Pero la sal que es el colmo del pijerío es la sal del Himalaya, que desde hace un par de décadas se ha estado llevando de calle el mercado. Obtenida de las formaciones salinas de Pakistán y lujosamente vendida como Himalaya –lo que hace el marketing…– el negocio se introdujo primero en India para pasar a Estados Unidos y después dar el salto a la vieja –y tonta– Europa.
El origen del mito
Todo comenzó a finales de la década de los 90 cuando un autotitulado biofísico llamado Peter Ferreira se dedicó a propalar por Alemania las maravillosas virtudes curativas de esta sal, “proveniente de las altas regiones montañosas del Himalaya”, “no contaminada por el ser humano” y que contiene “84 elementos esenciales para la salud”. Ante tales afirmaciones uno ya se puede imaginar el timo…
Evidentemente el precio debe estar acorde a semejantes promesas curativas y se empezó a vender a más de 200 veces el precio de la sal común. Ferreira siguió con el chollo y en 2002 publicó, junto con una médico llamada Barbara Hendel, Wasser & Salz (Agua y sal), que se convirtió en un best-seller. El éxito fue tal que hasta sacaron una revista…

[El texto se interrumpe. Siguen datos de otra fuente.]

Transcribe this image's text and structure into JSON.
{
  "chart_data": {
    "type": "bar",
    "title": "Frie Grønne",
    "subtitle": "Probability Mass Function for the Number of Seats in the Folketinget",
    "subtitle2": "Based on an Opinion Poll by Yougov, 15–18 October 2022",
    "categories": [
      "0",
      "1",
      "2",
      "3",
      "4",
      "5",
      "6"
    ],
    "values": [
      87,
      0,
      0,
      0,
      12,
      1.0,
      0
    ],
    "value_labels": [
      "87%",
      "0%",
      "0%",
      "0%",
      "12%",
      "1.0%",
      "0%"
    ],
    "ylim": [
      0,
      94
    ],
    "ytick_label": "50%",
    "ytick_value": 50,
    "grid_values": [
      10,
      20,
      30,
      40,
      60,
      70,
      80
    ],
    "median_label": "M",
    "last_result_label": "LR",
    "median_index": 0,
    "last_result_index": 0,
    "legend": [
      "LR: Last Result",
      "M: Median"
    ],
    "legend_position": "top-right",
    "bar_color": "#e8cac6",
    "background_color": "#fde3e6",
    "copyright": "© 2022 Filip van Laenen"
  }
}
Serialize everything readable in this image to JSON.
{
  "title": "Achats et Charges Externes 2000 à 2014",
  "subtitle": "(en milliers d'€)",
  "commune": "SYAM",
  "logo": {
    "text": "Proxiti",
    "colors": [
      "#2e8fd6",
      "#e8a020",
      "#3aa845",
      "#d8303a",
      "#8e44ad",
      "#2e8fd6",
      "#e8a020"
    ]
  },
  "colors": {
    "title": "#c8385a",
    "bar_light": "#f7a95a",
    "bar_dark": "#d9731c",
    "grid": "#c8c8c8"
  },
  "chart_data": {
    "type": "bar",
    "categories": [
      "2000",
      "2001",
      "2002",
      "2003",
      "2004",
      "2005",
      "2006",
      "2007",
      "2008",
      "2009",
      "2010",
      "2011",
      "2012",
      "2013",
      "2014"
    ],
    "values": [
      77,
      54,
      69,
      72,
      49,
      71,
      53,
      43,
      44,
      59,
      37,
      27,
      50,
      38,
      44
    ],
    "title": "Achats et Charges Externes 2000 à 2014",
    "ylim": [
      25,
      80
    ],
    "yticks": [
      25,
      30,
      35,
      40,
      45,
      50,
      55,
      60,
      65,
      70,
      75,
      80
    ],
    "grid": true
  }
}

De ahí la sal del Himalaya saltó a Suiza, Austria, Dinamarca, Holanda… Viendo una excelente oportunidad de mercado, la industria de la medicina alternativa se unió al tren de los Everest y K-2 y publicó un artículo alabando la superioridad de esta sal frente a la más ordinaria y mediocre sal de mesa. Y si nos damos una vuelta por internet descubriremos que no sólo de esta sal vive el ser humano, sino que también la encontramos en baños salinos, máscaras faciales, líneas cosméticas… hasta lámparas de sal –que se venden como (inútiles) ionizadores de aire “naturales”–. “Elixir de la vida”, “fuente de la juventud” o “sal de la vida” son los epítetos que suelen acompañar a las ventas de este producto milagro.
Una sal pakistaní
Resumiendo. La sal del Himalaya no viene del Himalaya –en particular del Karakorum, como suele decirse– sino de la segunda mina de sal más grande del mundo sita en Pakistán. Como cualquiera puede darse cuenta, no tiene ninguna de esas mágicas propiedades que los de la medicina alternativa dicen que tiene –algo a lo que deberíamos estar acostumbrados, porque estos señores nunca suelen demostrar sus afirmaciones–. No sólo eso. Con la excusa del precio muchos paladares exquisitos perciben una excelencia en el sabor que no posee (y es bien conocido el efecto placebo en la gastronomía).
Y ya que estamos con la sal ¿saben qué es lo más curioso? Que a pesar de las intensas investigaciones que se están llevando a cabo en diferentes centros de investigación del mundo, seguimos sin saber cómo detectamos los humanos el sabor salado. Los científicos asumen que el responsable químico es el sodio y la búsqueda está centralizada en ver dónde se encuentra ese receptor del sodio… si es que existe.
Nuestro gusto por la sal, como tantas otras cosas, es biológico: se debe a una respuesta innata que refleja la necesidad de nuestro organismo de sodio – necesitamos del orden de 8 gramos de sal al día, pues la perdemos en la orina y en el sudor–.